Understanding and Befriending Our Shame

long haired individual with their face turn away from the camera, looking away

Photo by Andrew Neel on Unsplash

Shame is a compelling emotion, often residing at the core of our deepest fears and coloring many core beliefs we internalize early in life. Dr. Brene Brown, a renowned researcher focusing on shame, defines shame as “the intensely painful feeling or experience of believing that we are flawed and therefore unworthy of love and belonging.” The experience of shame is all-encompassing and takes over before we even have a chance to notice what is happening. Dr. Brown also states that “shame corrodes the very part of us that believes we are capable of change.” It reverts us to a version of ourselves that often feels helpless and small, believing in our own stories about our self-worth and abilities in life.

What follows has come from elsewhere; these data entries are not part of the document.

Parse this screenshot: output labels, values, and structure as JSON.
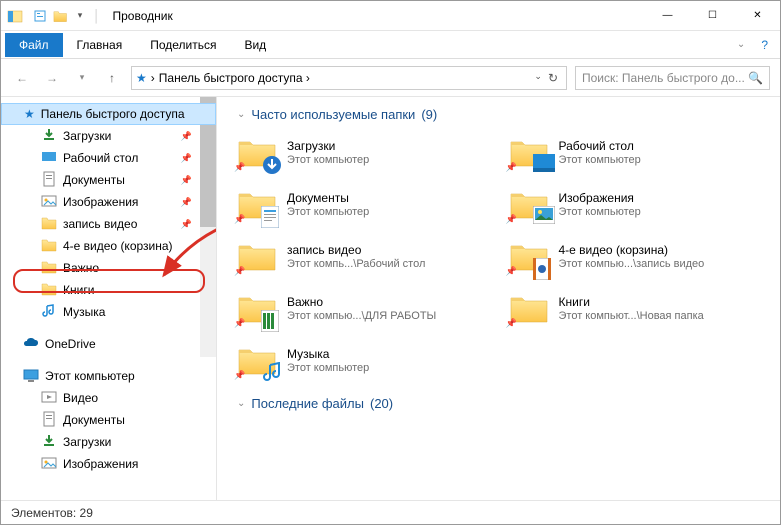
{
  "window": {
    "title": "Проводник",
    "min": "—",
    "max": "☐",
    "close": "✕"
  },
  "ribbon": {
    "file": "Файл",
    "home": "Главная",
    "share": "Поделиться",
    "view": "Вид",
    "help": "?"
  },
  "address": {
    "text": "Панель быстрого доступа ›",
    "chevron": "›"
  },
  "search": {
    "placeholder": "Поиск: Панель быстрого до..."
  },
  "tree": {
    "quick": "Панель быстрого доступа",
    "items": [
      "Загрузки",
      "Рабочий стол",
      "Документы",
      "Изображения",
      "запись видео",
      "4-е видео (корзина)",
      "Важно",
      "Книги",
      "Музыка"
    ],
    "onedrive": "OneDrive",
    "thispc": "Этот компьютер",
    "pc_items": [
      "Видео",
      "Документы",
      "Загрузки",
      "Изображения"
    ]
  },
  "sections": {
    "freq": {
      "title": "Часто используемые папки",
      "count": "(9)"
    },
    "recent": {
      "title": "Последние файлы",
      "count": "(20)"
    }
  },
  "folders": [
    {
      "name": "Загрузки",
      "sub": "Этот компьютер",
      "ov": "down"
    },
    {
      "name": "Рабочий стол",
      "sub": "Этот компьютер",
      "ov": "desk"
    },
    {
      "name": "Документы",
      "sub": "Этот компьютер",
      "ov": "doc"
    },
    {
      "name": "Изображения",
      "sub": "Этот компьютер",
      "ov": "pic"
    },
    {
      "name": "запись видео",
      "sub": "Этот компь...\\Рабочий стол",
      "ov": "none"
    },
    {
      "name": "4-е видео (корзина)",
      "sub": "Этот компью...\\запись видео",
      "ov": "vid"
    },
    {
      "name": "Важно",
      "sub": "Этот компью...\\ДЛЯ РАБОТЫ",
      "ov": "xls"
    },
    {
      "name": "Книги",
      "sub": "Этот компьют...\\Новая папка",
      "ov": "none"
    },
    {
      "name": "Музыка",
      "sub": "Этот компьютер",
      "ov": "mus"
    }
  ],
  "status": {
    "label": "Элементов:",
    "count": "29"
  }
}
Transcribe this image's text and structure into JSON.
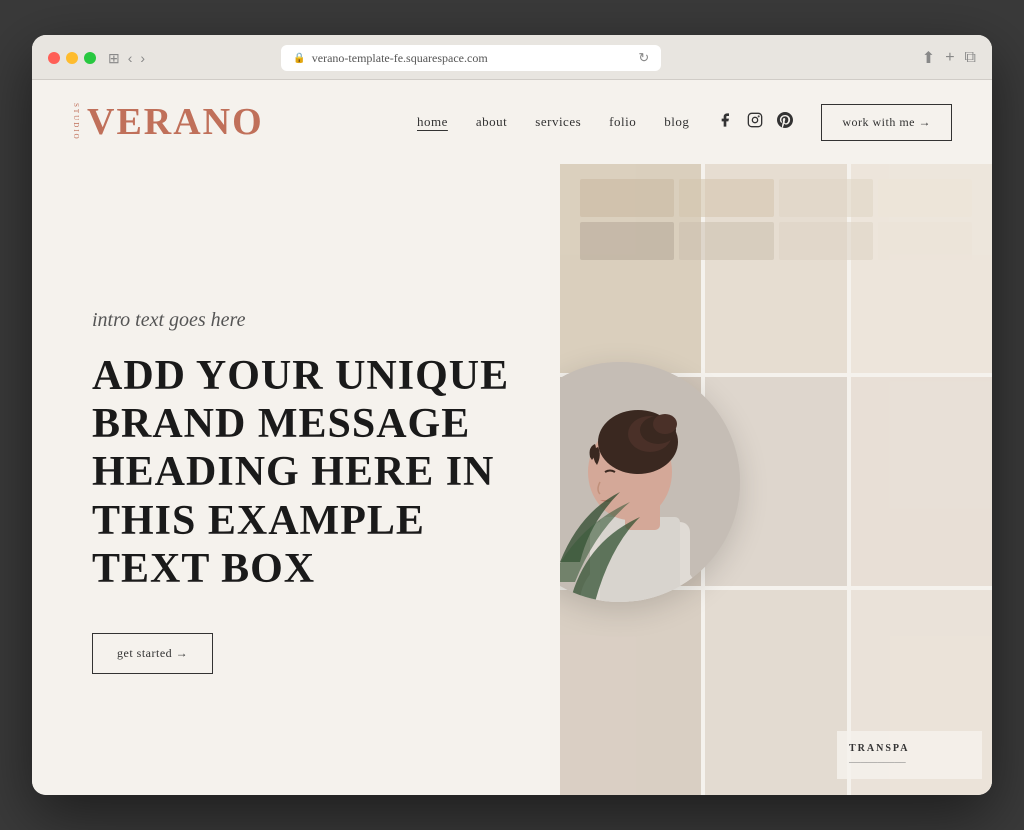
{
  "browser": {
    "url": "verano-template-fe.squarespace.com",
    "controls": {
      "back": "‹",
      "forward": "›",
      "share": "⎋",
      "new_tab": "+",
      "duplicate": "⧉"
    }
  },
  "logo": {
    "side_text": "STUDIO",
    "main_text": "VERANO"
  },
  "nav": {
    "links": [
      {
        "label": "home",
        "active": true
      },
      {
        "label": "about",
        "active": false
      },
      {
        "label": "services",
        "active": false
      },
      {
        "label": "folio",
        "active": false
      },
      {
        "label": "blog",
        "active": false
      }
    ],
    "social": [
      {
        "name": "facebook-icon",
        "symbol": "f"
      },
      {
        "name": "instagram-icon",
        "symbol": "⬜"
      },
      {
        "name": "pinterest-icon",
        "symbol": "𝕻"
      }
    ],
    "cta": "work with me →"
  },
  "hero": {
    "intro": "intro text goes here",
    "heading": "ADD YOUR UNIQUE BRAND MESSAGE HEADING HERE IN THIS EXAMPLE TEXT BOX",
    "cta_button": "get started →"
  },
  "colors": {
    "logo": "#c0705a",
    "bg": "#f5f2ed",
    "text_dark": "#1a1a1a",
    "text_mid": "#555555"
  }
}
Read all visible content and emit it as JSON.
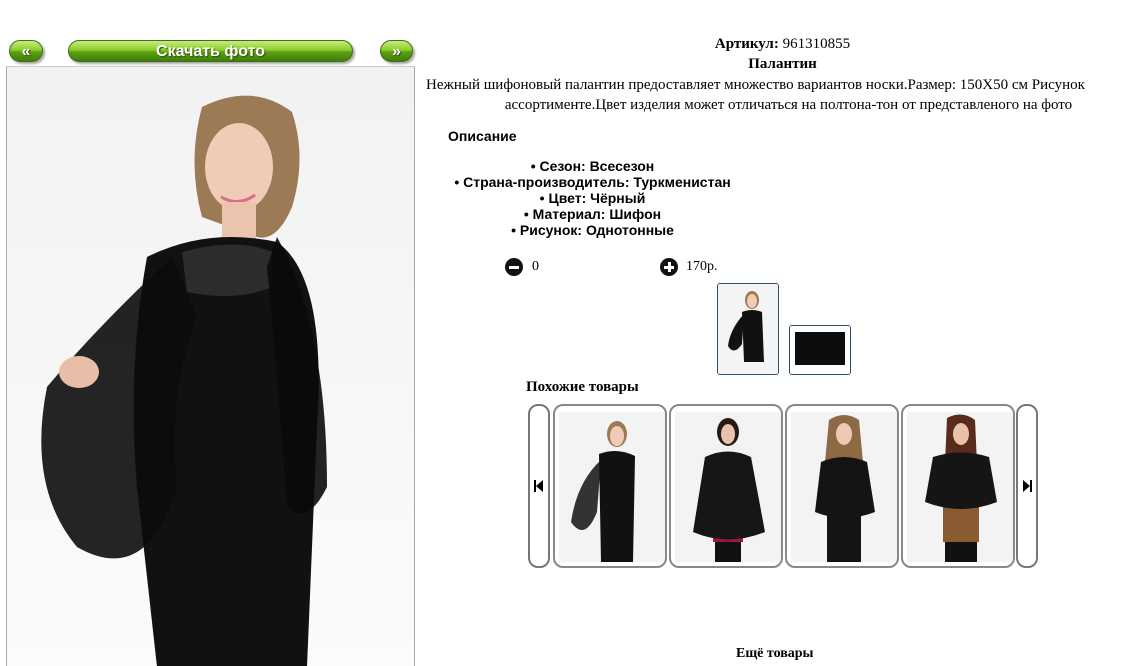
{
  "gallery": {
    "prev_label": "«",
    "download_label": "Скачать фото",
    "next_label": "»"
  },
  "product": {
    "article_label": "Артикул:",
    "article_value": "961310855",
    "title": "Палантин",
    "description_line1": "Нежный шифоновый палантин предоставляет множество вариантов носки.Размер: 150Х50 см Рисунок",
    "description_line2": "ассортименте.Цвет изделия может отличаться на полтона-тон от представленого на фото",
    "description_heading": "Описание",
    "properties": [
      "• Сезон: Всесезон",
      "• Страна-производитель: Туркменистан",
      "• Цвет: Чёрный",
      "• Материал: Шифон",
      "• Рисунок: Однотонные"
    ],
    "quantity": "0",
    "price": "170р."
  },
  "similar": {
    "heading": "Похожие товары",
    "items": [
      {
        "top": "#111111",
        "accent": "#111111"
      },
      {
        "top": "#161616",
        "accent": "#a0124a"
      },
      {
        "top": "#141414",
        "accent": "#141414"
      },
      {
        "top": "#151515",
        "accent": "#8a5a32"
      }
    ]
  },
  "more_heading": "Ещё товары"
}
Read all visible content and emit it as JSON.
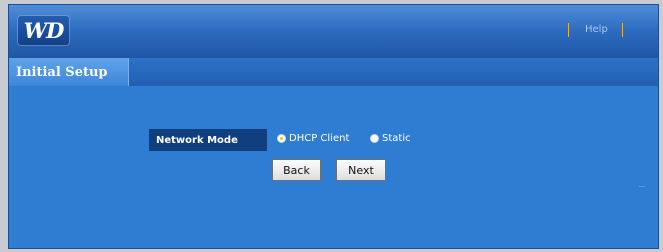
{
  "header": {
    "logo_text": "WD",
    "help_label": "Help",
    "separator_color": "#e2b34a"
  },
  "tabs": [
    {
      "label": "Initial Setup",
      "active": true
    }
  ],
  "form": {
    "network_mode_label": "Network Mode",
    "options": [
      {
        "label": "DHCP Client",
        "selected": true
      },
      {
        "label": "Static",
        "selected": false
      }
    ]
  },
  "buttons": {
    "back_label": "Back",
    "next_label": "Next"
  },
  "colors": {
    "background": "#2f7dd2",
    "label_background": "#103f80",
    "radio_selected": "#f4c31c"
  },
  "icons": {
    "logo": "wd-logo-icon",
    "radio_selected": "radio-selected-icon",
    "radio_unselected": "radio-unselected-icon"
  }
}
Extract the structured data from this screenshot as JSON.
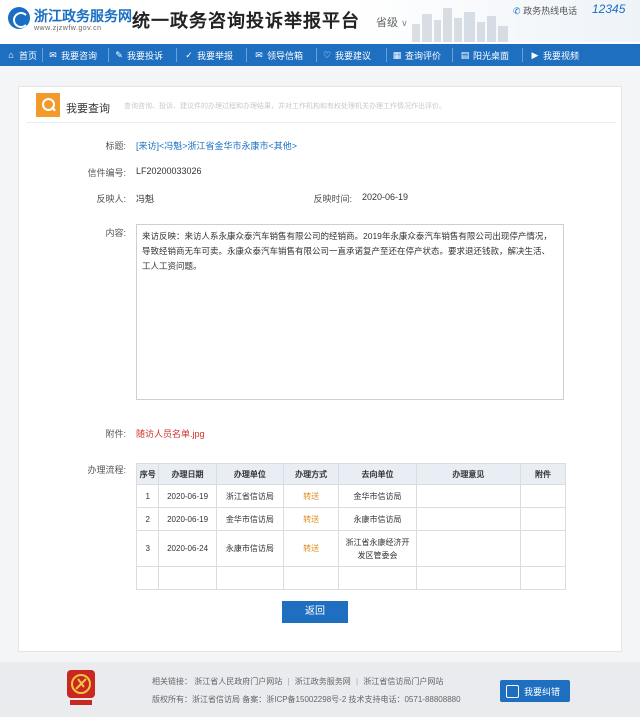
{
  "header": {
    "site_name": "浙江政务服务网",
    "site_url": "www.zjzwfw.gov.cn",
    "platform_title": "统一政务咨询投诉举报平台",
    "province_selector": "省级",
    "hotline_label": "政务热线电话",
    "hotline_number": "12345"
  },
  "nav": {
    "items": [
      {
        "label": "首页",
        "icon": "home-icon"
      },
      {
        "label": "我要咨询",
        "icon": "chat-icon"
      },
      {
        "label": "我要投诉",
        "icon": "pencil-icon"
      },
      {
        "label": "我要举报",
        "icon": "check-icon"
      },
      {
        "label": "领导信箱",
        "icon": "mail-icon"
      },
      {
        "label": "我要建议",
        "icon": "heart-icon"
      },
      {
        "label": "查询评价",
        "icon": "grid-icon"
      },
      {
        "label": "阳光桌面",
        "icon": "desktop-icon"
      },
      {
        "label": "我要视频",
        "icon": "video-icon"
      }
    ]
  },
  "query": {
    "title": "我要查询",
    "description": "查询咨询、投诉、建议件的办理过程和办理结果，并对工作机构和有权处理机关办理工作情况作出评价。"
  },
  "letter": {
    "subject_label": "标题:",
    "subject": "[来访]<冯魁>浙江省金华市永康市<其他>",
    "number_label": "信件编号:",
    "number": "LF20200033026",
    "reporter_label": "反映人:",
    "reporter": "冯魁",
    "time_label": "反映时间:",
    "time": "2020-06-19",
    "content_label": "内容:",
    "content": "来访反映：来访人系永康众泰汽车销售有限公司的经销商。2019年永康众泰汽车销售有限公司出现停产情况，导致经销商无车可卖。永康众泰汽车销售有限公司一直承诺复产至还在停产状态。要求退还钱款，解决生活、工人工资问题。",
    "attachment_label": "附件:",
    "attachment": "随访人员名单.jpg",
    "process_label": "办理流程:"
  },
  "process_table": {
    "headers": [
      "序号",
      "办理日期",
      "办理单位",
      "办理方式",
      "去向单位",
      "办理意见",
      "附件"
    ],
    "rows": [
      {
        "no": "1",
        "date": "2020-06-19",
        "unit": "浙江省信访局",
        "mode": "转送",
        "target": "金华市信访局",
        "opinion": "",
        "attach": ""
      },
      {
        "no": "2",
        "date": "2020-06-19",
        "unit": "金华市信访局",
        "mode": "转送",
        "target": "永康市信访局",
        "opinion": "",
        "attach": ""
      },
      {
        "no": "3",
        "date": "2020-06-24",
        "unit": "永康市信访局",
        "mode": "转送",
        "target": "浙江省永康经济开发区管委会",
        "opinion": "",
        "attach": ""
      }
    ]
  },
  "back_button": "返回",
  "footer": {
    "links_label": "相关链接：",
    "link1": "浙江省人民政府门户网站",
    "link2": "浙江政务服务网",
    "link3": "浙江省信访局门户网站",
    "copyright": "版权所有：浙江省信访局  备案：浙ICP备15002298号-2  技术支持电话：0571-88808880",
    "correct_button": "我要纠错"
  },
  "colors": {
    "primary": "#1f6fc1",
    "accent_orange": "#f29b2c",
    "link_red": "#d0322b"
  }
}
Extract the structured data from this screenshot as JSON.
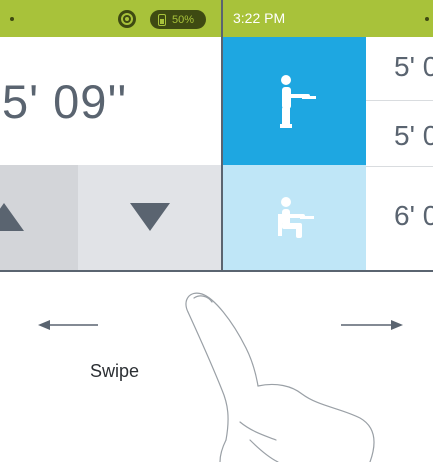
{
  "status_left": {
    "battery_percent": "50%"
  },
  "status_right": {
    "time": "3:22 PM"
  },
  "height_display": {
    "value": "5' 09''"
  },
  "presets": [
    {
      "label": "5' 0"
    },
    {
      "label": "5' 0"
    },
    {
      "label": "6' 0"
    }
  ],
  "gesture": {
    "label": "Swipe"
  },
  "colors": {
    "status_bar": "#a8c23a",
    "stand_active": "#1ea7e1",
    "sit_inactive": "#bfe6f7",
    "text": "#5a6470"
  },
  "icons": [
    "gear-icon",
    "battery-icon",
    "arrow-up-icon",
    "arrow-down-icon",
    "standing-person-icon",
    "sitting-person-icon",
    "arrow-left-icon",
    "arrow-right-icon",
    "hand-swipe-icon"
  ]
}
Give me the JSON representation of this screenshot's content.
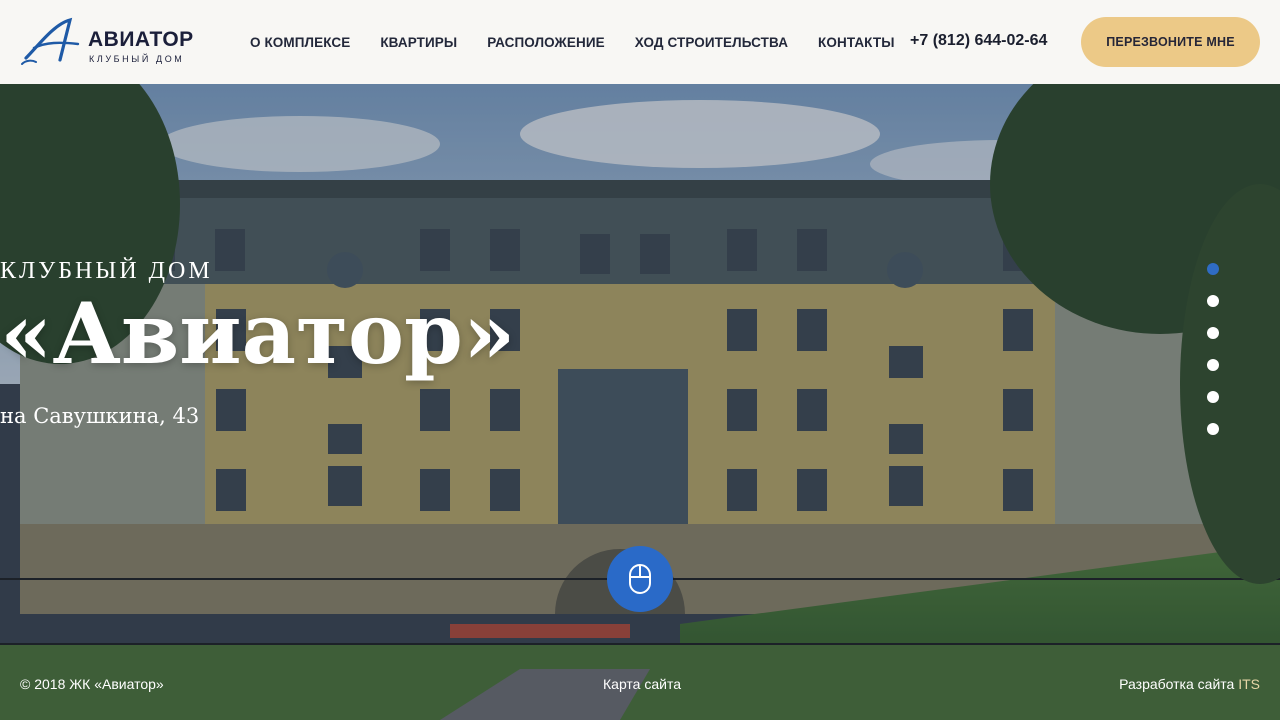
{
  "header": {
    "logo": {
      "title": "АВИАТОР",
      "subtitle": "КЛУБНЫЙ ДОМ"
    },
    "nav": [
      "О КОМПЛЕКСЕ",
      "КВАРТИРЫ",
      "РАСПОЛОЖЕНИЕ",
      "ХОД СТРОИТЕЛЬСТВА",
      "КОНТАКТЫ"
    ],
    "phone": "+7 (812) 644-02-64",
    "callback_label": "ПЕРЕЗВОНИТЕ МНЕ"
  },
  "hero": {
    "kicker": "КЛУБНЫЙ ДОМ",
    "title": "«Авиатор»",
    "subtitle": "на Савушкина, 43",
    "slides_count": 6,
    "active_slide": 1,
    "scroll_icon": "mouse-icon"
  },
  "footer": {
    "copyright": "© 2018 ЖК «Авиатор»",
    "sitemap": "Карта сайта",
    "dev_prefix": "Разработка сайта",
    "dev_name": "ITS"
  },
  "colors": {
    "accent": "#2a6ac8",
    "button": "#ecc987",
    "header_bg": "#f8f7f4",
    "text_dark": "#1b1f3a"
  }
}
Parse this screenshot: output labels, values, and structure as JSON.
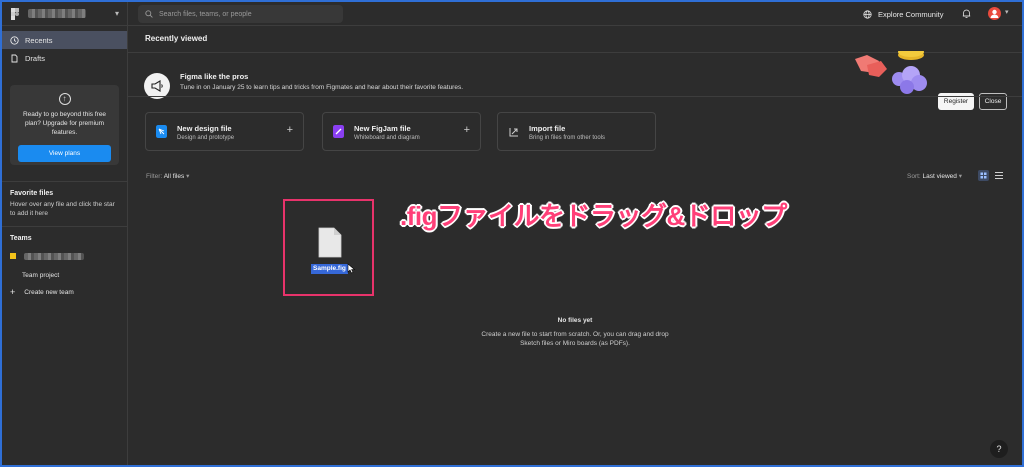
{
  "sidebar": {
    "nav": [
      {
        "label": "Recents",
        "icon": "clock-icon",
        "active": true
      },
      {
        "label": "Drafts",
        "icon": "file-icon",
        "active": false
      }
    ],
    "promo": {
      "text": "Ready to go beyond this free plan? Upgrade for premium features.",
      "button": "View plans"
    },
    "favorites": {
      "title": "Favorite files",
      "text": "Hover over any file and click the star to add it here"
    },
    "teams": {
      "title": "Teams",
      "project": "Team project",
      "create": "Create new team"
    }
  },
  "topbar": {
    "search_placeholder": "Search files, teams, or people",
    "explore": "Explore Community"
  },
  "main": {
    "recent_title": "Recently viewed",
    "banner": {
      "title": "Figma like the pros",
      "subtitle": "Tune in on January 25 to learn tips and tricks from Figmates and hear about their favorite features.",
      "register": "Register",
      "close": "Close"
    },
    "cards": [
      {
        "title": "New design file",
        "subtitle": "Design and prototype",
        "icon": "design-file-icon",
        "color": "#1a8bf0"
      },
      {
        "title": "New FigJam file",
        "subtitle": "Whiteboard and diagram",
        "icon": "figjam-file-icon",
        "color": "#8a3ff2"
      },
      {
        "title": "Import file",
        "subtitle": "Bring in files from other tools",
        "icon": "import-icon",
        "color": "#cfcfcf"
      }
    ],
    "filter": {
      "label": "Filter:",
      "value": "All files"
    },
    "sort": {
      "label": "Sort:",
      "value": "Last viewed"
    },
    "dragged_file": "Sample.fig",
    "annotation": ".figファイルをドラッグ&ドロップ",
    "empty": {
      "title": "No files yet",
      "text": "Create a new file to start from scratch. Or, you can drag and drop Sketch files or Miro boards (as PDFs)."
    },
    "help": "?"
  },
  "colors": {
    "accent": "#1a8bf0",
    "annotation": "#ff3f78",
    "highlight_border": "#e8336b"
  }
}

Understanding shame as one emotion

Because shame can feel so overwhelming, our first instinct might be to avoid it. Maybe you react angrily to perceived criticism or rejection, fearing your shame will be revealed. Perhaps you shut down and withdraw yourself from the person bringing out your shame. Whatever the response, these are examples of protective mechanisms that help to shield us from our shame. However, perceiving shame as just one aspect of our emotional experience is helpful. By acknowledging that shame is one emotion, we can begin to get some space from it and observe it with curiosity rather than being consumed by it. Eventually, we can befriend our shame and get to know it better.

Shame-based beliefs

It can help to explore the origins of our shame, recognizing that it was often implanted into us without our consent or knowledge. If you experienced shaming as a child, whether overt or subtle, it may have impacted how you see yourself as an adult. Often, children are shamed at school or home for not “behaving correctly” or for “being bad” and are punished. This often causes us to internalize a feeling of “badness” and develop shame-based beliefs and narratives. Shame-based beliefs might sound like “I” ’m not good enough,” “I can’t do anything right,” or “there is something wrong with me.” These beliefs find their way into our adult lives, often causing us to sabotage our relationships and goals unconsciously.

Self-compassion and Vulnerability as an Antidote to Shame

Fostering an environment of trust and vulnerability can transform shame into something that serves us rather than sabotages us. This can occur in therapy, where, ideally, we feel safe enough to share openly about the experiences, feelings, and memories that have kept us tethered to shame. When we discover that we will not be punished or shamed again for our vulnerability, we can begin to practice compassion with these vulnerable parts of us. This can also occur in safe and loving relationships, where we can be ourselves and experience the connection we seek.